At this writing, the Johns Hopkins Coronavirus Resource Center reports that the United Kingdom, now ranking fifth in the world for overall caseload, stands at 166,441 cases and 26,166 deaths. The UK is expected to pass Italy’s death toll (currently 27,682) to become the nation bearing Europe’s highest death toll.

And—speaking of Europe—to refresh you on this situation, one of the reasons the 20-percent VAT on digital publications has been so galling in the UK is that on October 2, 2018, the European Union’s Economic and Financial Affairs Council—called ECOFIN—formalized a long-demanded move, agreeing to allow all EU member states finally to put ebooks on an equal footing with print in terms of value added tax, VAT.

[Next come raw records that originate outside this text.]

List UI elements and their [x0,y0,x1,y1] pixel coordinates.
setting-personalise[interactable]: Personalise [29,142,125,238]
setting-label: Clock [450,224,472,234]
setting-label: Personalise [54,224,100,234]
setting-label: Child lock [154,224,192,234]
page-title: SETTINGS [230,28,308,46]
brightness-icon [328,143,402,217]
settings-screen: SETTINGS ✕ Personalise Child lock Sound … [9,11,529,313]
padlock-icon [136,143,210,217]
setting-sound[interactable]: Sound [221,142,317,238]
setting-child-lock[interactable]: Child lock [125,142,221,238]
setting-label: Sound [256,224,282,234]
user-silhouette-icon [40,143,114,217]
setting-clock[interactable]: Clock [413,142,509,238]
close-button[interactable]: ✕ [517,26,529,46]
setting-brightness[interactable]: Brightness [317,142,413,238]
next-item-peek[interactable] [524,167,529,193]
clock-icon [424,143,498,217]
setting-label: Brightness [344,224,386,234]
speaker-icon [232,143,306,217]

The UK then was still very much part of the European Union and yet the UK’s government did not, as did other EU member-states, take advantage of the chance to drop its VAT—keeping ebooks more expensive than necessary and, as the chancellor is pointing out, hobbling digitally distributed news content, as well.

And in today’s release of the news, the treasury sounds almost giddy, even pulling out a title of its own—quite up-to-date, too, it’s the new final installment in the Wolf Hall trilogy—writing, “The ebook of Hilary Mantel’s The Mirror and The Light [Fourth Estate, March 5] could be over £2 cheaper while the average tax annual saving on a typical e-newspaper or e-magazine subscription could be £25 or £20 respectively.”

The reference to an expected seven-month wait is to a budget meeting in March, in which Sunak announced he’d trigger the zero-rate taxation change on December 1 to support literacy. The “fast-track” terminology, then, refers to moving on May 1 rather than waiting to December 1, prompted by the urgency of the pathogen’s advance.